Posted November 7, 2023 at 12:20 pm.Updated November 7, 2023 at 12:27 p.m.
This legal structure, decorated with numerous advantages, is experiencing real popularity. When used correctly, it offers an ideal framework for managing and transferring real estate while reducing taxes. Our advice on how to take advantage of it without falling into its traps.
Dare to SCI! Civil society in real estate (SCI) conveys many preconceived ideas and fantasies. While some see it as a panacea, others identify a vehicle reserved for the informed and wealthy elite. However, this last statement is far from reality. Almost a hundred thousand SCIs are created in France every year. Which, according to the official statistics of commercial court officials, represents 15% of company registrations. This broad success can be explained by the advantages of SCI – it responds to relatively specific and common inheritance issues, such as the management and transfer of rental properties, partner protection, separation of professional assets from use or optimization taxation – as well as the particularly easy conditions for establishing such a company.
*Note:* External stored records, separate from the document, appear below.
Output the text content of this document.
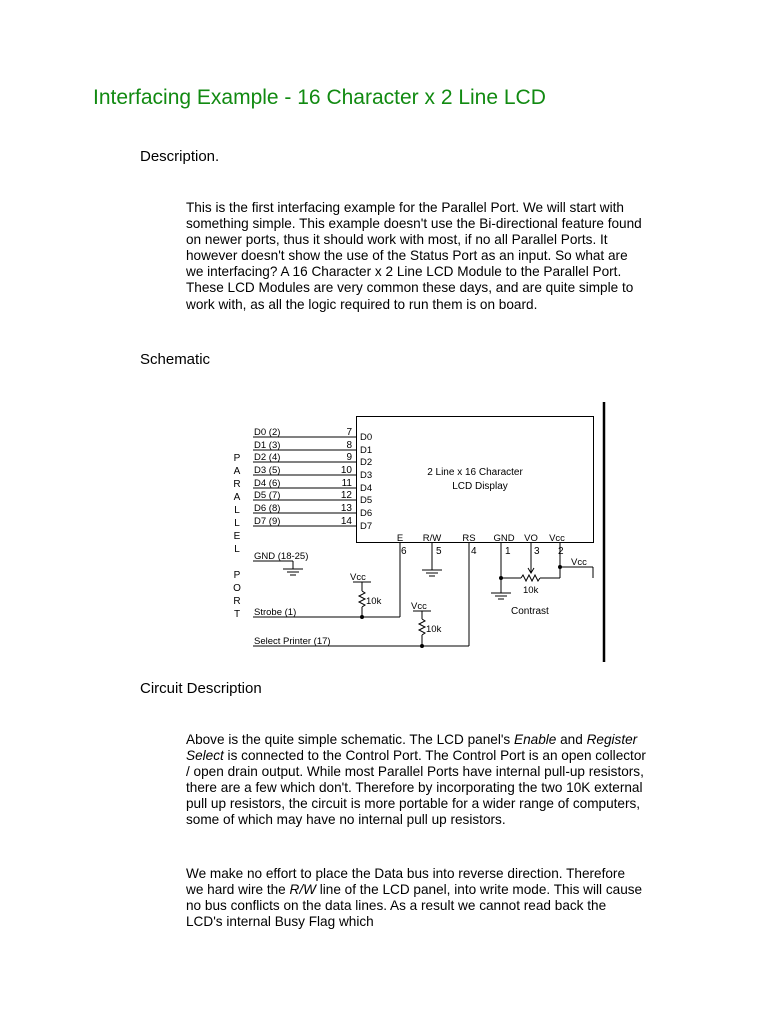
Interfacing Example - 16 Character x 2 Line LCD
Description.

This is the first interfacing example for the Parallel Port. We will start with something simple. This example doesn't use the Bi-directional feature found on newer ports, thus it should work with most, if no all Parallel Ports. It however doesn't show the use of the Status Port as an input. So what are we interfacing? A 16 Character x 2 Line LCD Module to the Parallel Port. These LCD Modules are very common these days, and are quite simple to work with, as all the logic required to run them is on board.

Schematic
P
A
R
A
L
L
E
L
P
O
R
T
D0 (2)
D1 (3)
D2 (4)
D3 (5)
D4 (6)
D5 (7)
D6 (8)
D7 (9)
7
8
9
10
11
12
13
14
D0
D1
D2
D3
D4
D5
D6
D7
2 Line x 16 Character
LCD Display
E R/W RS GND VO Vcc
6	5	4	1 3 2
GND (18-25)
Strobe (1)
Select Printer (17)
Vcc
10k	Vcc
10k
Vcc
10k
Contrast
Circuit Description

Above is the quite simple schematic. The LCD panel's Enable and Register Select is connected to the Control Port. The Control Port is an open collector / open drain output. While most Parallel Ports have internal pull-up resistors, there are a few which don't. Therefore by incorporating the two 10K external pull up resistors, the circuit is more portable for a wider range of computers, some of which may have no internal pull up resistors.

We make no effort to place the Data bus into reverse direction. Therefore we hard wire the R/W line of the LCD panel, into write mode. This will cause no bus conflicts on the data lines. As a result we cannot read back the LCD's internal Busy Flag which
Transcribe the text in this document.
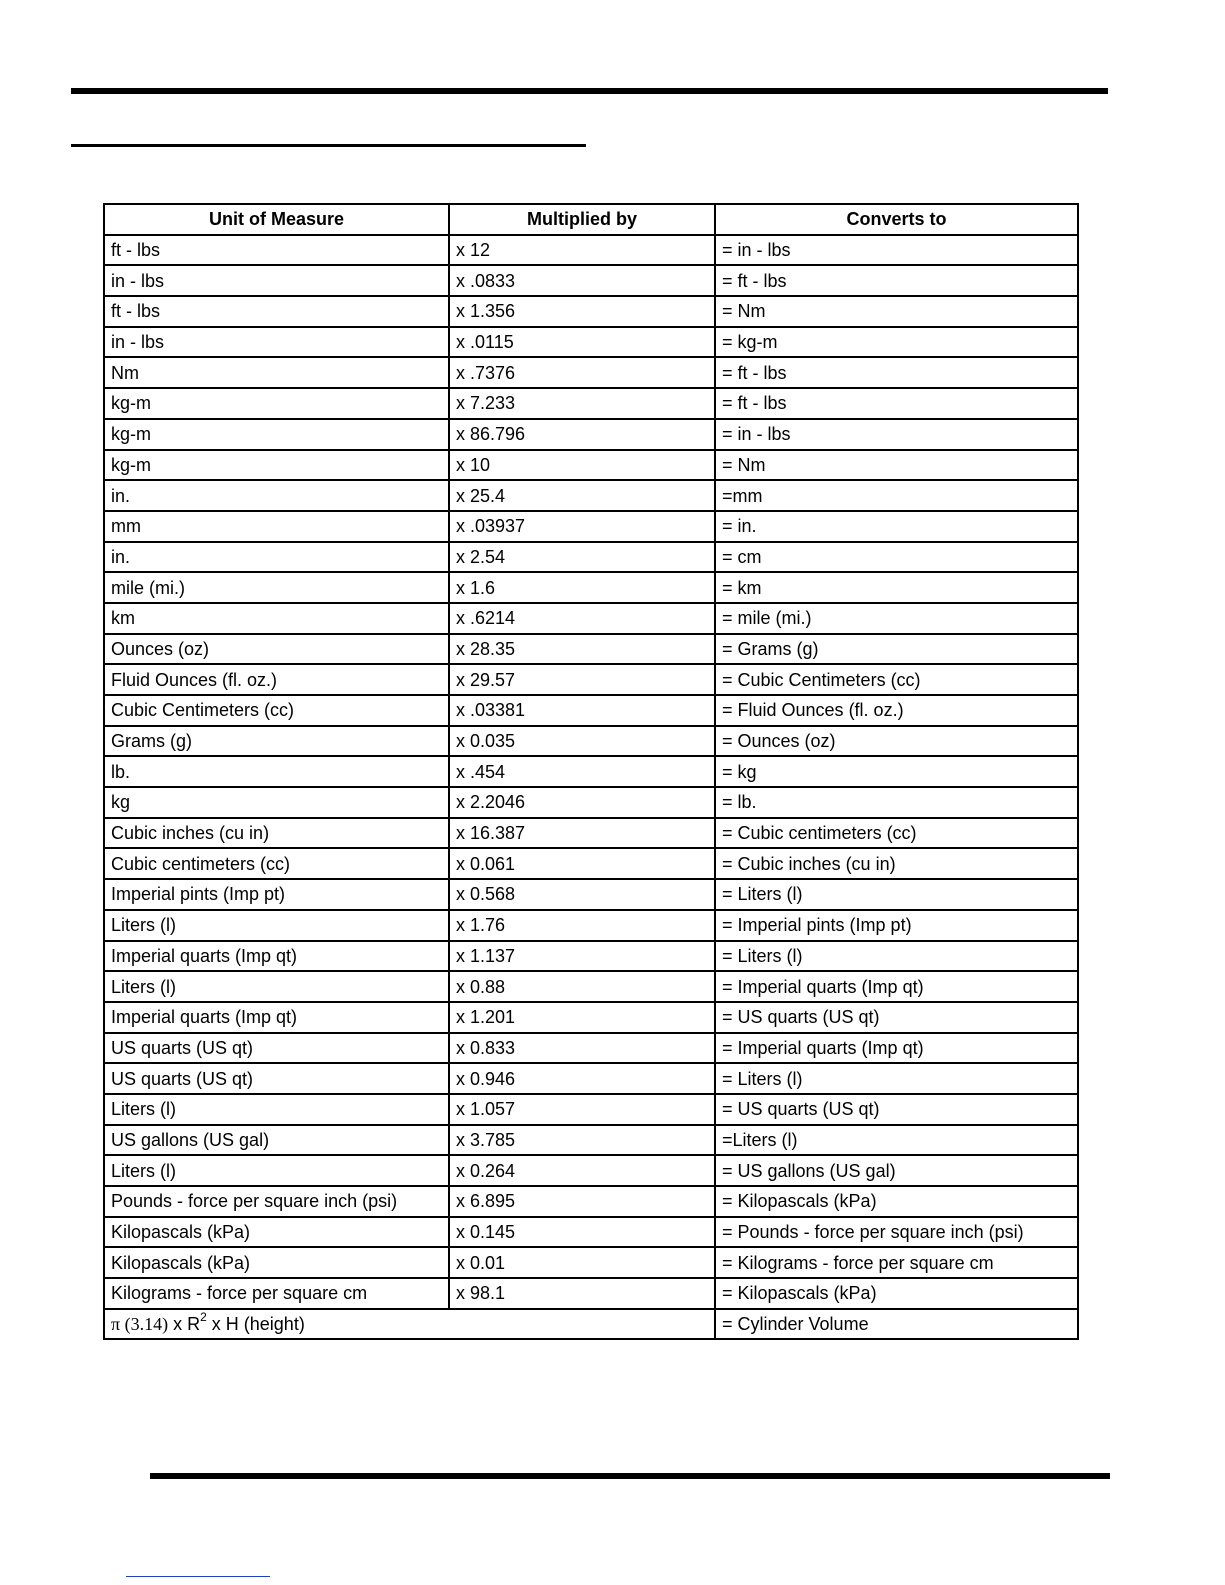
Unit of Measure	Multiplied by	Converts to
ft - lbs	x 12	= in - lbs
in - lbs	x .0833	= ft - lbs
ft - lbs	x 1.356	= Nm
in - lbs	x .0115	= kg-m
Nm	x .7376	= ft - lbs
kg-m	x 7.233	= ft - lbs
kg-m	x 86.796	= in - lbs
kg-m	x 10	= Nm
in.	x 25.4	=mm
mm	x .03937	= in.
in.	x 2.54	= cm
mile (mi.)	x 1.6	= km
km	x .6214	= mile (mi.)
Ounces (oz)	x 28.35	= Grams (g)
Fluid Ounces (fl. oz.)	x 29.57	= Cubic Centimeters (cc)
Cubic Centimeters (cc)	x .03381	= Fluid Ounces (fl. oz.)
Grams (g)	x 0.035	= Ounces (oz)
lb.	x .454	= kg
kg	x 2.2046	= lb.
Cubic inches (cu in)	x 16.387	= Cubic centimeters (cc)
Cubic centimeters (cc)	x 0.061	= Cubic inches (cu in)
Imperial pints (Imp pt)	x 0.568	= Liters (l)
Liters (l)	x 1.76	= Imperial pints (Imp pt)
Imperial quarts (Imp qt)	x 1.137	= Liters (l)
Liters (l)	x 0.88	= Imperial quarts (Imp qt)
Imperial quarts (Imp qt)	x 1.201	= US quarts (US qt)
US quarts (US qt)	x 0.833	= Imperial quarts (Imp qt)
US quarts (US qt)	x 0.946	= Liters (l)
Liters (l)	x 1.057	= US quarts (US qt)
US gallons (US gal)	x 3.785	=Liters (l)
Liters (l)	x 0.264	= US gallons (US gal)
Pounds - force per square inch (psi)	x 6.895	= Kilopascals (kPa)
Kilopascals (kPa)	x 0.145	= Pounds - force per square inch (psi)
Kilopascals (kPa)	x 0.01	= Kilograms - force per square cm
Kilograms - force per square cm	x 98.1	= Kilopascals (kPa)
π (3.14) x $R^2$ x H (height)		= Cylinder Volume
Let’s keep in mind that to create such a business you only need a minimum of two people and a minimum initial investment… 1 euro. This makes it accessible to everyone, business leaders, freelancers, employees, young retirees, etc.
A very flexible legal tool
Another great advantage of SCI is its operational flexibility. The articles of association give the founding partners great freedom in adjusting the powers of the executive or executives. Therefore, it is important to design them well when setting up a company, in order to add fuel to management and avoid possible conflicts. The role of a manager, who is not necessarily a partner, can be limited to the absolute minimum, i.e. management of current affairs. Or, conversely, accept broad privileges to gain full authority to conduct strategic operations on behalf of partners.
The articles of association further specify the rules that apply to the collective decision-making of the general meeting, especially when it comes to the acquisition or sale of property, and especially the exit conditions and approval of the shareholders. Let us recall that partners do not necessarily have to be natural persons. This enables sophisticated arrangements integrating one or more holding companies. In this file, which we wanted to be practical, you will find six very specific cases in which the use of SCI takes on its full meaning. Whatever your family, professional or financial situation, you probably fall into one of these categories. Or in the more or less near future you will be. Provided, of course, that you own one or more properties or nurture this ambition.
Tax exemptions to be used wisely
SCPI is often credited with eliminating rental income taxation or inheritance taxes. If this is ever true, be careful to create a structure with this sole tax purpose. In certain cases, tax authorities may find misconduct and report abuse of law. This can happen when personal property is resold to a family SCI that will charge you a reduced rent and generate a land deficit for you by doing the work.
Further disappointment threatens SCI partners when it is diverted from its primary function of managing one or more properties. Hence the interest in being particularly conscientious in the management of this company, respecting a few simple rules. Finally, it should be noted that SCI comes with limitations and disadvantages. The main pitfall of this form of business: unlimited liability of partners for debts.
This is why at the end of this file we will review alternatives to SCI, such as the SARL family, which are more protective at this point. All of the legal structures listed have advantages and disadvantages that must be considered in order to determine the most appropriate option for your situation. Be aware of this and research them carefully before making a decision.